# Running BLAST searches via BioPython
In this practical we will replicate within a Jupyter notebook what we did earlier via the NCBI BLAST webpage. 

## Installation

We can use the BioPython package for this task. BioPython is not another programming language, but a package that provides a lot of functionality for handling all sorts of Bioinformatics tasks. It is mostly focussed on sequence analysis, but also has a protein structure module. If you face one of these tedious Bioinformatics tasks, such extracting/filtering data from a bigger dataset, going from one format to another, etc. it (often) comes very handy.

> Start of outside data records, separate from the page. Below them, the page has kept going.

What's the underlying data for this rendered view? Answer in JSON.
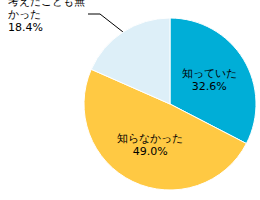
{
  "chart_data": {
    "type": "pie",
    "categories": [
      "知っていた",
      "知らなかった",
      "考えたことも無かった"
    ],
    "values": [
      32.6,
      49.0,
      18.4
    ],
    "value_labels": [
      "32.6%",
      "49.0%",
      "18.4%"
    ],
    "colors": [
      "#00aed7",
      "#ffc943",
      "#ddeff8"
    ],
    "data_labels": true
  }
}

BioPython is not installed yet, let's get it via the pip command. Remember what the "!" does?

In [None]:
!pip install biopython

## Loading
A slightly weird feature is that we load BioPython not via "import biopython" as you might assume. Also it is rather big, and normally we just load the parts we actually need. So ...

In [None]:
# load webBLAST and sequence modules
from Bio.Blast import NCBIWWW
from Bio import SeqIO

BioPython modules are fairly well documented. If you want to find out about available methods, parameters etc. Have a look at [NCBIWWW](https://biopython.org/docs/1.81/api/Bio.Blast.NCBIWWW.html) and [SeqIO](https://biopython.org/docs/1.81/api/Bio.SeqIO.html)

## Do stuff
Now let's start and read the PHOSPHO1 sequence we have downloaded earlier from a file we (hopefully) have saved.

In [None]:
# generate sequence object from file, 
record = SeqIO.read("Phospho1.fasta", format="fasta")

In [None]:
record

Now we have our input sequence ready. The next line of code does all the work. 

In [None]:
# run blast and store as result object. This will take a while note the *. Don't continue before the search is completed
result = NCBIWWW.qblast("blastp", "swissprot", record.seq, expect=10, format_type="XML")

In [None]:
result

Finally, let's save the output in a file.

In [None]:
# save blast results in file
with open("Phospho1_blast.XML", "w") as out_handle:
    out_handle.write(result.read())

# and close the result handle
result.close()


Let's quickly check whether the outputfile has indeed been generated.

In [None]:
!ls -ltr

All done :-)
But always a good idea to look at your data. Typically I'd use the *head* and *tail* commands in a terminal to check the content of the "Phospho1_blast.text" file, but it's a small file so let's use *cat* here to display the full content of the file. If we look at the content of the "Phospho1_blast.text" do you see anything suspicious?

In [None]:
!cat Phospho1_blast.text

The first few lines look odd and are likely to break any BLAST output parser that is expecting a standard BLAST text output. Hence, (and for a few other reasons) it is better to go for XML-formatted output. So let's fix and re-run.

## Try for yourself
We did a few more BLAST searches over the web earlier. Can you replicate them with BioPython? <BR>
An interactive notebook is great for showing what's going on, but in a production environment you would want to run such searches non-interactively. Can you condense this notebook into a script and run it from terminal?